Certo dia amanhece e o Isaque não vem. Não tem ninguém para brincar com os cachorros, o Zé do boteco não terá aquela conversa empolgante, ninguém ganhará um bom dia entusiasmado, e as moças não serão admiradas. As pessoas no ônibus estranha a ausência do moço amostrado que trazia palavras otimistas para todos. O sr. Olavo não terá companhia para falar do futebol e as senhoras vão levar as sacolas pesadas sem a ajuda do moço alegre.
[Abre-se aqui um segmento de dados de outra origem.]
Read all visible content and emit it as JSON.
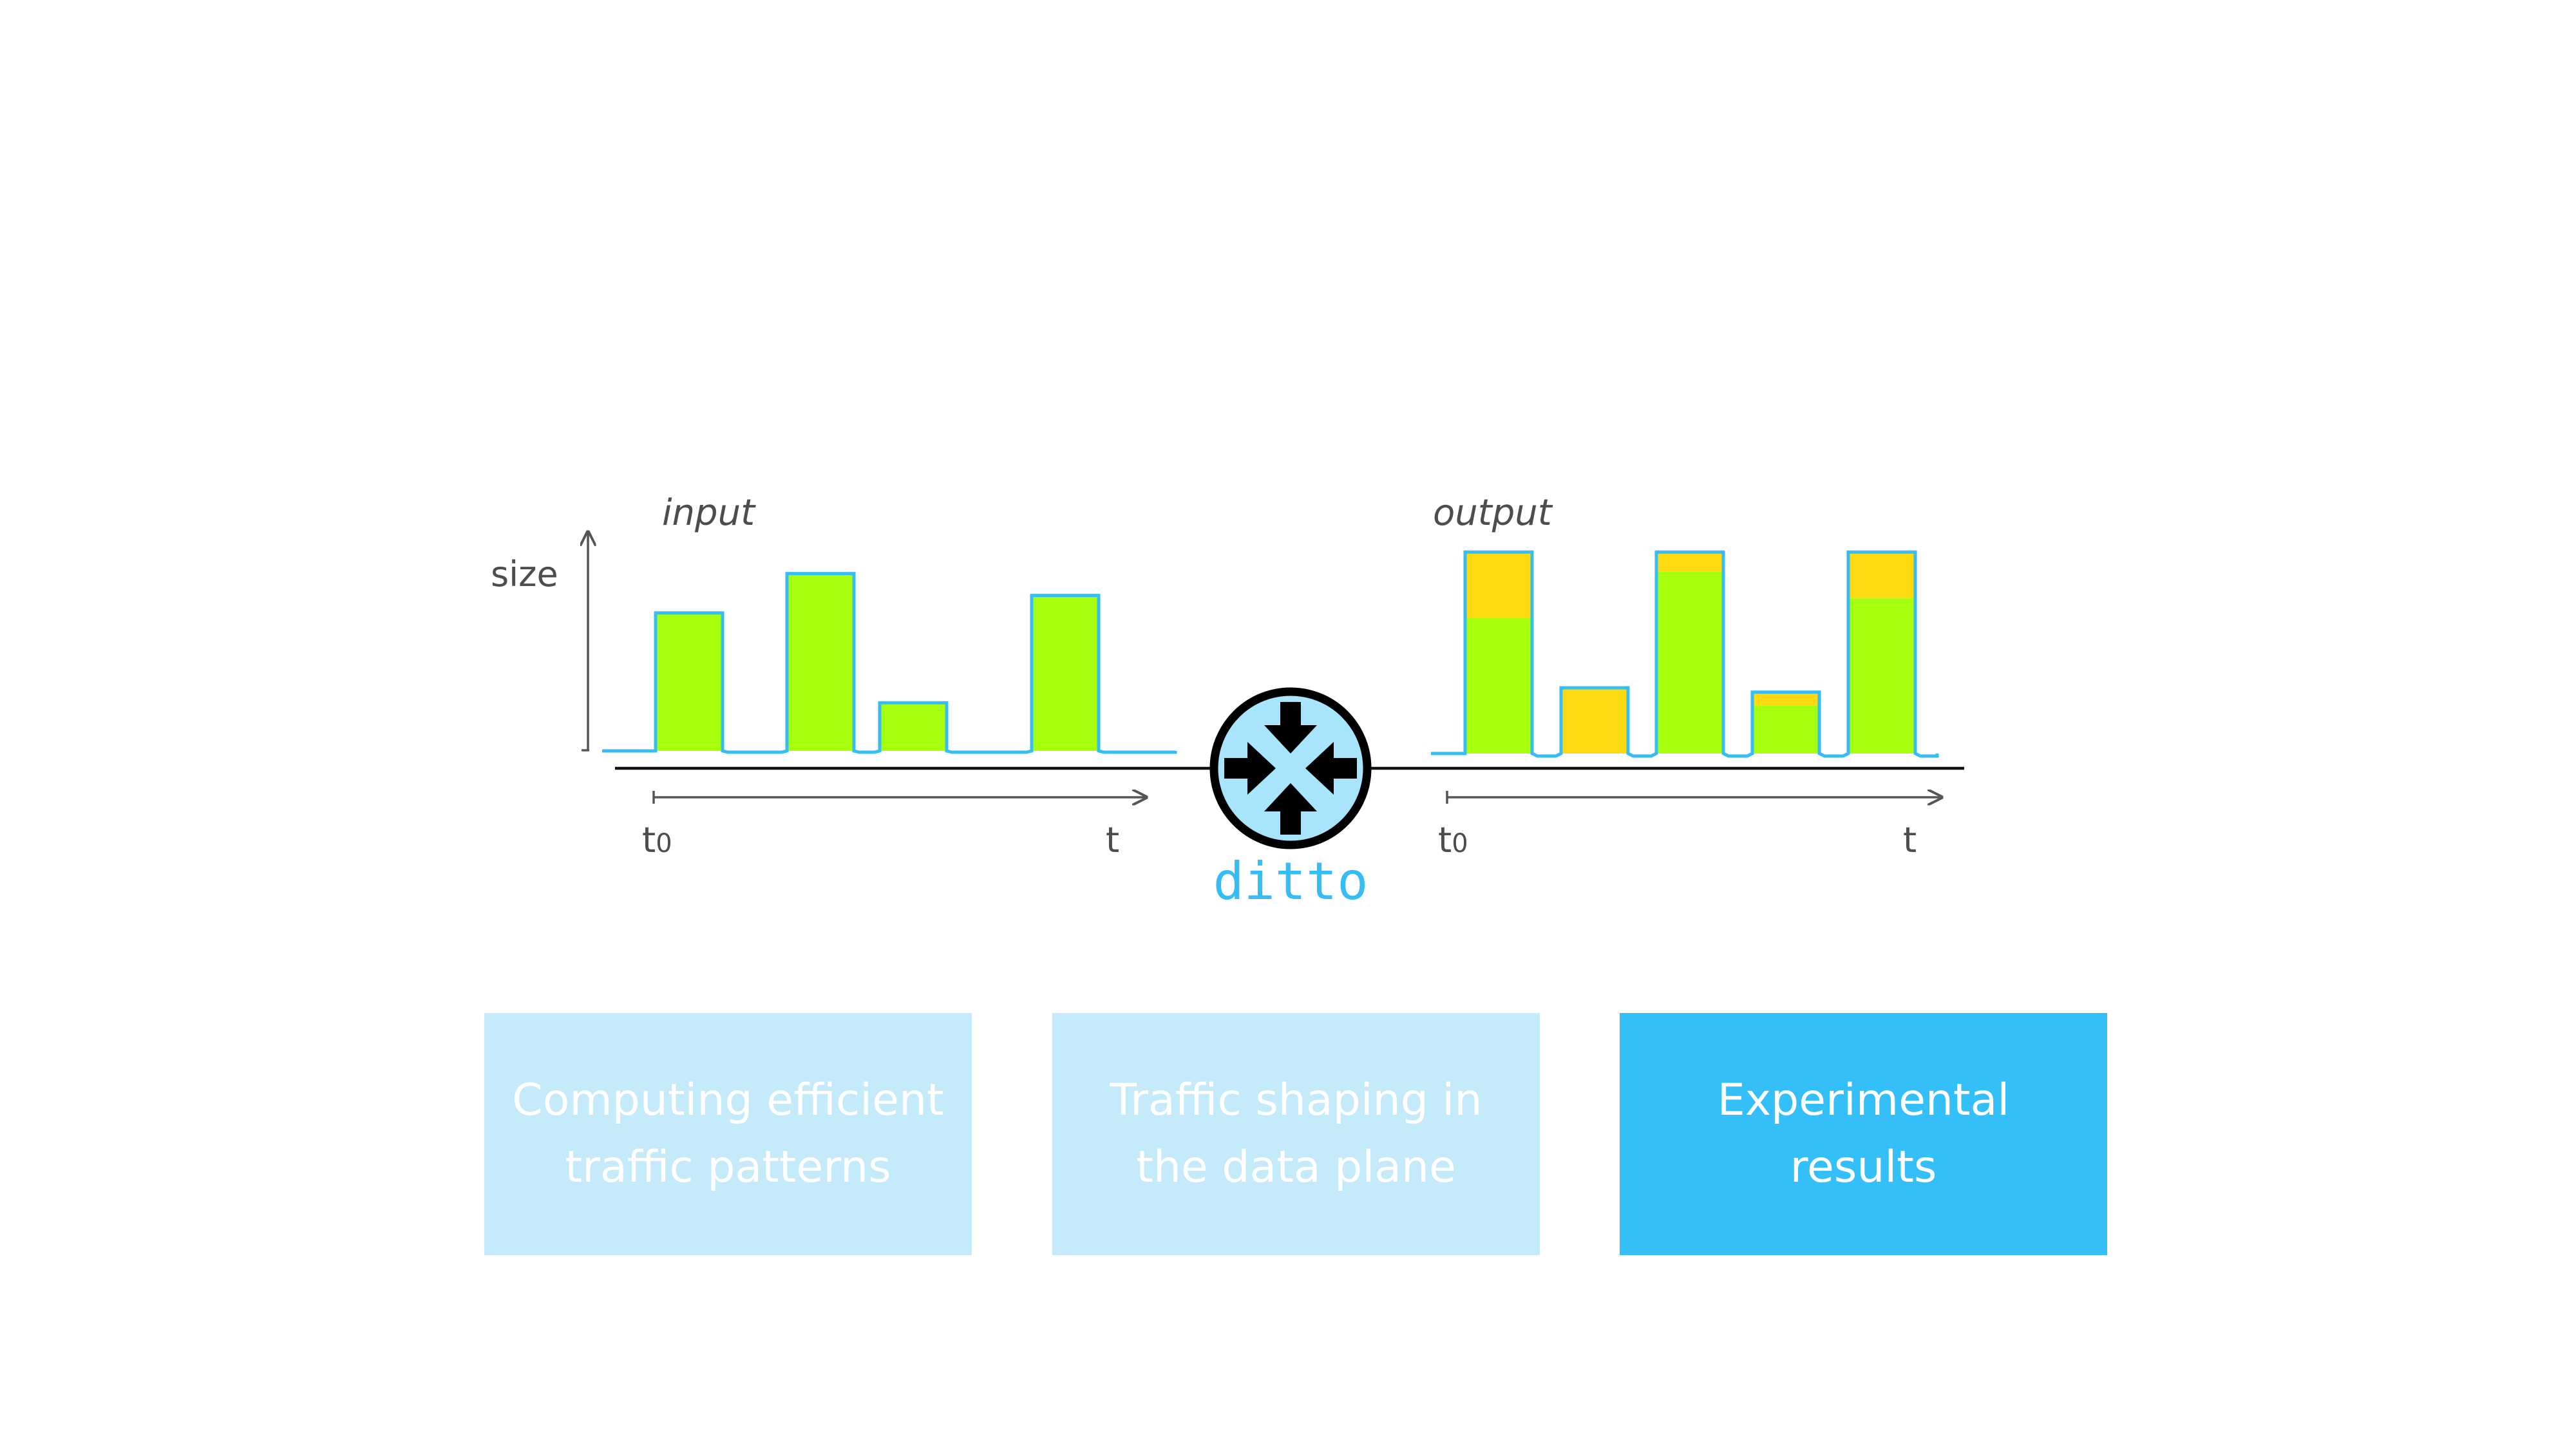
{
  "colors": {
    "packet_green": "#a6ff0d",
    "packet_yellow": "#ffd90f",
    "packet_outline": "#36bdf5",
    "router_fill": "#a8e4fb",
    "ditto_text": "#36bdf5",
    "box_light": "#c5ebfb",
    "box_active": "#35bff8"
  },
  "input_chart": {
    "title": "input",
    "y_label": "size",
    "t_start": "t",
    "t_start_sub": "0",
    "t_end": "t",
    "packets": [
      {
        "green": 0.63
      },
      {
        "green": 0.81
      },
      {
        "green": 0.22
      },
      {
        "green": 0.71
      }
    ]
  },
  "router": {
    "icon": "router-icon",
    "label": "ditto"
  },
  "output_chart": {
    "title": "output",
    "t_start": "t",
    "t_start_sub": "0",
    "t_end": "t",
    "packets": [
      {
        "green": 0.62,
        "padding": 0.3
      },
      {
        "green": 0.0,
        "padding": 0.3
      },
      {
        "green": 0.83,
        "padding": 0.09
      },
      {
        "green": 0.22,
        "padding": 0.06
      },
      {
        "green": 0.71,
        "padding": 0.21
      }
    ]
  },
  "sections": [
    {
      "label": "Computing efficient\ntraffic patterns",
      "active": false
    },
    {
      "label": "Traffic shaping in\nthe data plane",
      "active": false
    },
    {
      "label": "Experimental\nresults",
      "active": true
    }
  ]
}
O tempo fechou, a alegria sumiu. Isaque faleceu. Por conseqüência de um saneamento precário da vila, ele foi contaminado pela peste bubônica, uma grave doença transmitida por animais roedores.

O dia seguinte após seu falecimento, a Vila Seca recebe a notícia da morte do Isaque com um tremendo espanto. Eles perderam sorrisos e alegria. As moças bonitas choram, os cachorros não abanam mais o rabo, até aqueles que o criticavam já sentia falta da presença do moço alegre. Quem mais vai trazer alegria para essa vila tão seca? Seca de afeto, seca de espontaneidade, seca de amor.

A vida do Isaque fazia uma enorme diferença para aqueles corações rancorosos e orgulhos. Só depois da morte do moço alegre, a Vila percebeu que viver sem afeto não valia a pena.

Depois da morte do Isaque a Vila Seca ganhou Vida. Todos da vila começaram a seguir o exemplo do moço alegre. Os vizinhos acordam dando bom dia para os outros, os cachorros da rua também são cumprimentados. O Juvenal e o Manoel, quem diria! Até aqueles beberrões briguentos fizeram as pazes, parecem agora amigos de infância. As sacolas pesadas das senhoras são carregadas pelos jovens, as moças bonitas se enfeitam cada vez mais, e no ônibus as pessoas conversam sobre a vida com esperança no olhar.

Isaque ensinou com gestos simples para aquela vila…que não é mais seca, que a disposição para enfrentar a vida com amor, mesmo em situações de escassez, vale a pena.

Só parece

Olhando assim parece verdade o que ele diz. Vendo daqui parece um cara resolvido, maduro, que sabe viver com sabedoria, mas a imagem não é real. Na roda com os amigos gosta de chamar atenção, é o mais extrovertido, os contos são os mais intensos, sua inteligência é admirável. Segundo suas conversas, faz sucesso com a mulherada, tem o estilo boêmio, é corajoso, despojado e sempre está pronto para outra…outra farra, outra aventura, qualquer outra coisa que seja um refúgio de se livrar dele mesmo. Fraqueza não é com ele, acorda todos os dias como se a vida fosse a Disney.
Pobre homem, grita liberdade no cativeiro que ele próprio criou. Não sustenta o discurso que diz. Fala o tempo todo, não consegue ouvir, não consegue calar. Está rodeado de gente mas continua só, precisa estar constantemente na presença das pessoas porque não consegue se aturar, a solidão é sua maior inimiga. Amola os outros com os contos extravagantes que inventa, se comporta como um bobo. Acha que tem amigos de verdade, mas aqueles que o rodeia são outros mascarados. Quando chega a noite, deita a cabeça no travesseiro e chora angustiado sentindo falta de afeto, não consegue lidar com seus medos e inquietações, o travesseiro é o unico que vê suas lagrimas. Mas ele não se dispõe a quebrar seus orgulhos. Imagina que ele vai expor seus sentimentos para alguém, é absurdo! Prefere trancar no peito as angustias que o aflige. Ainda vive na influência de uma sociedade machista que tem que mostrar uma postura viril e forte, sem ao menos ter a oportunidade de falhar.
Ele continuará vivendo assim: com preconceitos bobos, se orgulhando da falsa imagem que insiste em mostrar para os outros. A procura de mais uma dose, de mais uma aventura sexual e de menos vida. Ele vai continuar nessa procura porque ainda não se encontrou.
Olhando assim parece que ele está bem, mas não é real.